In some of Shakespeare’s works, ghosts play a decisive role in the story, as in Hamlet, Macbeth, Julius Caesar, Richard III, or Cymbeline. In Norman Foster’s work, the specters of some unbuilt projects mark inflection points in his trajectory, and good examples are the Newport competition in 1965, the Climatroffice with Buckminster Fuller in 1971, and the BBC headquarters in Portland Place from 1982 to 1985. The family home in Hampstead, designed in 1978-79, is one of those phantoms whose immaterial existence affects many materialized works, and without whose intervention in the development of the plot it would be impossible to explain the exploratory journey of Foster.
Chronologically located between the completion of the Sainsbury Centre and the project for the Hong Kong and Shanghai Bank, Hampstead has often been seen as an extension of Sainsbury’s double skin and as a harbinger of the structural expressionism of the HSBC, the Renault Distribution Centre in Swindon, or the furniture prototypes that would lead to the Nomos system, but the research carried out by Carlos Solé increases the phantasmagorical presence of this dreamt house eightfold, and its influence on Foster’s subsequent work exponentially.
The difficult relationship between technique and the domestic – which also comes to the fore in another unbuilt project, the geodesic house that the British architect imagined with Fuller in 1982 – impregnates in different ways the eight versions that Solé has fished out of the archives of the office in London and the foundation in Madrid, as well as from his dialogues with some of those who participated in the twelve months – between the summers of 1978 and 1979 – of exigent experimental effort: Foster himself, the architects Peter Busby and Richard Horden, and the engineer Tony Hunt.
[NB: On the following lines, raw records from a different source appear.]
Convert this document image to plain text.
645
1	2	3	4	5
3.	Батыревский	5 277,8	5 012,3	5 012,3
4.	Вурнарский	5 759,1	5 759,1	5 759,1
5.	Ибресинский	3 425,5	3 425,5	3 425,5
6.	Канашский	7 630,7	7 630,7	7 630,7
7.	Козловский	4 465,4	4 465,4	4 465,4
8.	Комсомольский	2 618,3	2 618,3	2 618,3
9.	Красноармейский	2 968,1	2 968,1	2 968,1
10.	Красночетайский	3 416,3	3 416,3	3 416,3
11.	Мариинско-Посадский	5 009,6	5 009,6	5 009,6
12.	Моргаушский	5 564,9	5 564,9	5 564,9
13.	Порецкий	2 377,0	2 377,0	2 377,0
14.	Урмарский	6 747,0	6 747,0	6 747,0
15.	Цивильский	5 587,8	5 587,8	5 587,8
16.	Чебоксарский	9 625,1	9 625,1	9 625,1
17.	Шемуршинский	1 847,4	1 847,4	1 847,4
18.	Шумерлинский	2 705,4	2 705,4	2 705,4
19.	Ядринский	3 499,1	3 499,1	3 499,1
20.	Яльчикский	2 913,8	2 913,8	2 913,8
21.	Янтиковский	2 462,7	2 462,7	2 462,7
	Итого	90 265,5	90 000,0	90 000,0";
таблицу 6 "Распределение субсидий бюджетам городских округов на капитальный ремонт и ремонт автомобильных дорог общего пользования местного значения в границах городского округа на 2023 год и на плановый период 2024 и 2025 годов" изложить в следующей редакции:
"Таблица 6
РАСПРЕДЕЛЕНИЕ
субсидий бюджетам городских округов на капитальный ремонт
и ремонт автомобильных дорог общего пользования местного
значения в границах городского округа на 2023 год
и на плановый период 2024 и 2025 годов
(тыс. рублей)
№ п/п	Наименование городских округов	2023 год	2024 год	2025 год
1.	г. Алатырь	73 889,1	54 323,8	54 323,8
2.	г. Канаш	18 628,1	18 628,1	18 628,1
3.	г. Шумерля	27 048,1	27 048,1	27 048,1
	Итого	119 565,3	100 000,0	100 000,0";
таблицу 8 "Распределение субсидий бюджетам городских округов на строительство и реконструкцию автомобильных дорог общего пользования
Working with the freedom of one who is his own client, and with the risk-taking of the physician who uses his own body as testing ground, Foster produced eight proposals – of phantasmal materiality through models and fragments – that engage in dialogue among themselves and with the architect’s subsequent oeuvre.
None of them took on corporal reality on the Hampstead plot, but the exploration that conceived them one after the other gave these designs a voice of their own, and their accents rang loud and clear in many of the works that came into the scene later, in the same way that their words have echoes of the ideas and forms of the Eameses and Ehrenkrantz, characters of the drama in its American act. Philip Roth used a stage direction from Macbeth – Exit Ghost – to end the saga of Nathan Zuckerman, and Carlos Solé has enriched the saga of the architect with eight new phantasmatic players that diversify the plot, multiplying the dreamed shadows of the marriage between technology and everyday life, in the unborn house of Norman and Wendy Foster: Enter Ghosts.